The British Chambers of Commerce has downgraded its medium-term outlook for the UK economy over the next few years.
While the BCC has upgraded its UK growth forecast for 2017 from 1.5 per cent to 1.6 per cent, it expects growth for 2018 and 2019 to be less than anticipated.
According to its forecasts the British economy will grow by 1.2 per cent in 2018, down from an anticipated 1.3 per cent, and by 1.4 per cent in 2019, down from the 1.5 per cent predicted.
While inflation is expected to peak at 3 per cent by the final quarter of 2017, the BCC said it is still likely to outpace average earnings until 2019, eroding real wages and weighing on consumer spending and therefore economic growth.
But another main reason for the downgrade in the BCC’s forecast was a weaker contribution from net trade with “little evidence” that the depreciation of the pound had boosted the UK’s exports.
Adam Marshall, director general of the BCC, said: “While some businesses report strong trading conditions, the UK economy as a whole is treading water, and there is no sign on the horizon of a return to healthier levels of growth.
“Our forecast suggests that the hoped-for rebalancing of the UK economy towards investment and export is unlikely to materialize in the medium term.
“The rising upfront cost of doing business in the UK, the uncertainty around Brexit, and the constraints created by skills gaps and shoddy infrastructure collectively outweigh any benefit arising from the recent depreciation of sterling.
“A cheaper currency does not automatically mean an export boom, no matter how some politicians and commentators will it to happen.”
The BCC predicts the rate of import growth will increase, but with little evidence that customers are switching from imported goods despite their rising cost.

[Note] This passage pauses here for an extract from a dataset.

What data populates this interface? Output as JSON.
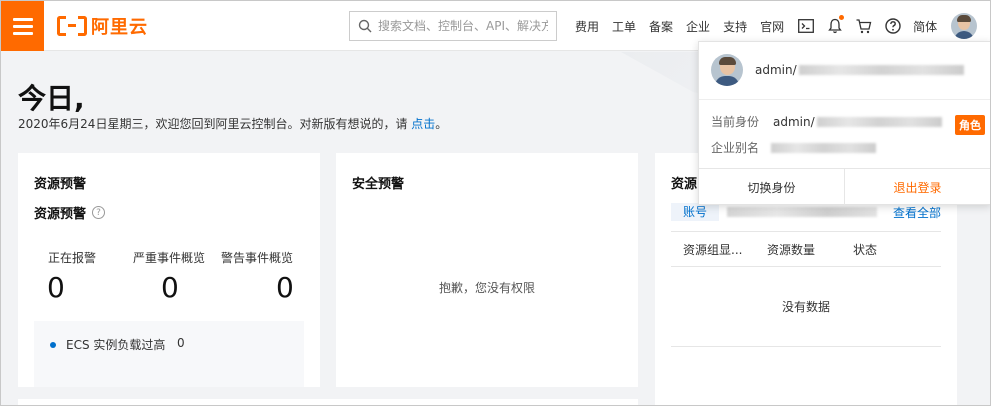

This means falling real wages, and a slight weakening in labour market conditions, will see consumers rein in their spending in 2018.
The BCC’s latest forecast on interest rates is that the first increase back to 0.5 per cent will take place in the third quarter of 2018, two quarters later than previously predicted.
Suren Thiru, head of economics at the BCC, said: “It is increasingly clear that the post-EU referendum slide in the value of sterling has done more harm than good.
“Inflation is being driven by the sizable increases in the cost of imported raw materials over the past year, and is expected to remain a drag on consumer spending over the near term, with pay growth not expected to outpace price growth until 2019.
“Although there remains considerable uncertainty over UK’s growth prospects, the risks to our current outlook are to the downside.
“On Brexit, our forecast implicitly assumes a relatively smooth exit from the EU.
“A more sudden departure would be likely to trigger a far more marked weakening in economic conditions.”